Thomson Reuters Foundation in a recently-published feature has weighed in on the difficulties that Iraqi Yazidis face after fleeing Sinjar to various countries, including Armenia.
35,000 Armenian Yazidis who have been settled in Armenia for more than a century, have recently been joined by Yazidi families who have fled the Islamic State offensive in northern Iraq.
For new arrivals, like Ara (who did not want to give his full name), however, life has been a struggle in Armenia.
"We thought we would find peace here, but it's difficult," said Ara.
"Here they think we are too different, that we are not real Yazidis anymore."
Armenian Yazidis say they believe that their ethnic kin from Sinjar have been influenced by the Islamic traditions of the Iraqi majority.
"Our way of life is too different from theirs. They are all Muslims now," said Sevak Mouradyan - an Armenian Yazidi. "We fear that they will bring instability and terror to our homes."

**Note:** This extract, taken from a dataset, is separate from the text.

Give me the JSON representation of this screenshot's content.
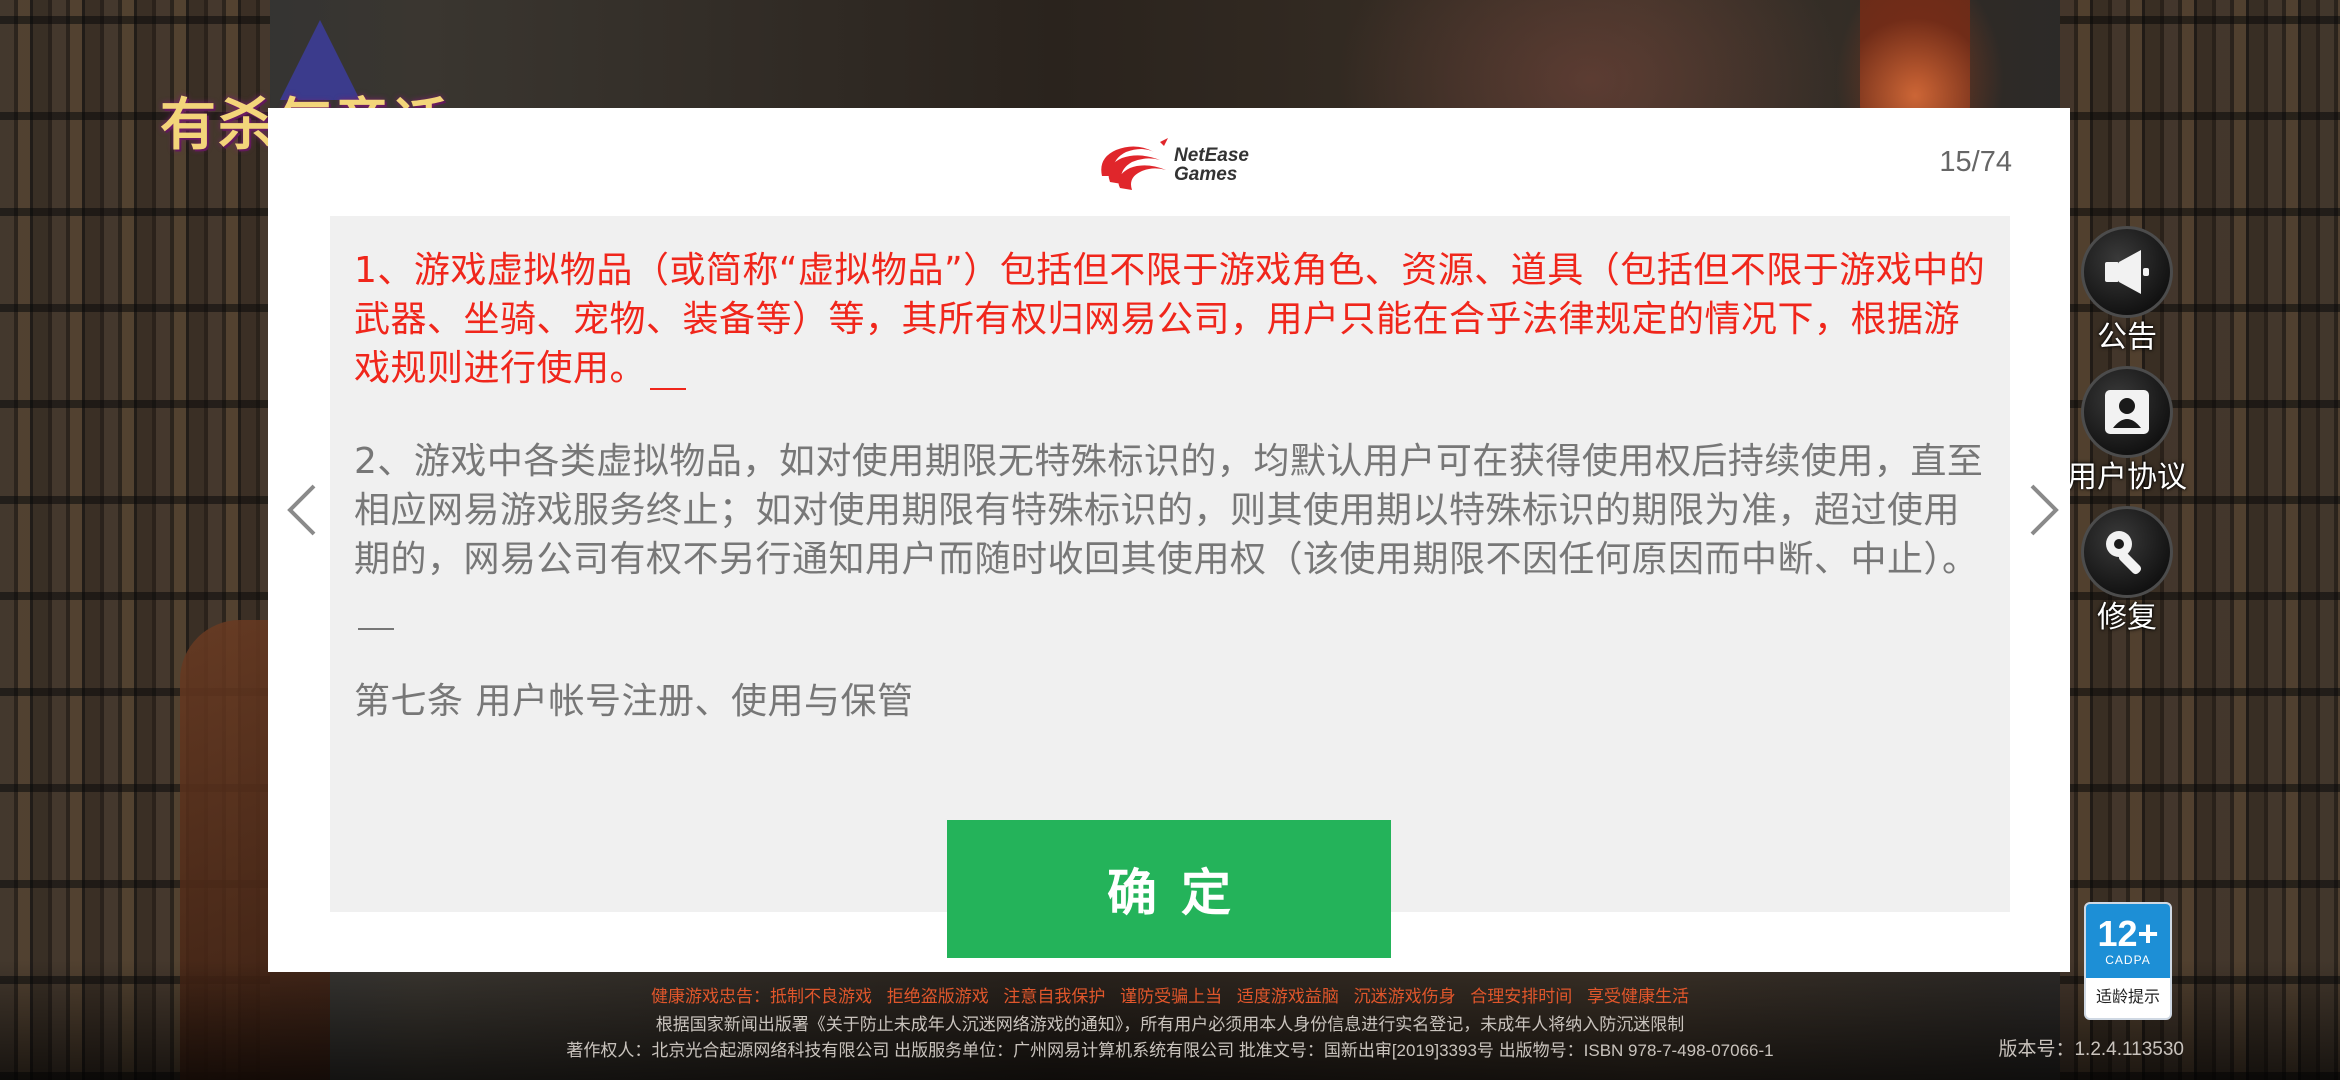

In an effort to smooth integration, the Armenian government has started construction of the largest Yazidi temple outside Iraq to commemorate those killed at Sinjar and to honour Armenian Yazidis.
In August 2014, Islamic State militants began an assault on the Yazidi religious community's heartland in Sinjar, northern Iraq, home to around 400,000 Yazidis.
The insurgents systematically killed, captured and enslaved thousands of Yazidis, whose beliefs combine elements of several ancient Middle Eastern religions and are regarded by Islamic State as infidels.
UN investigators estimate more than 5,000 Yazidis have been rounded up and slaughtered and some 7,000 women and girls forced into sex slavery.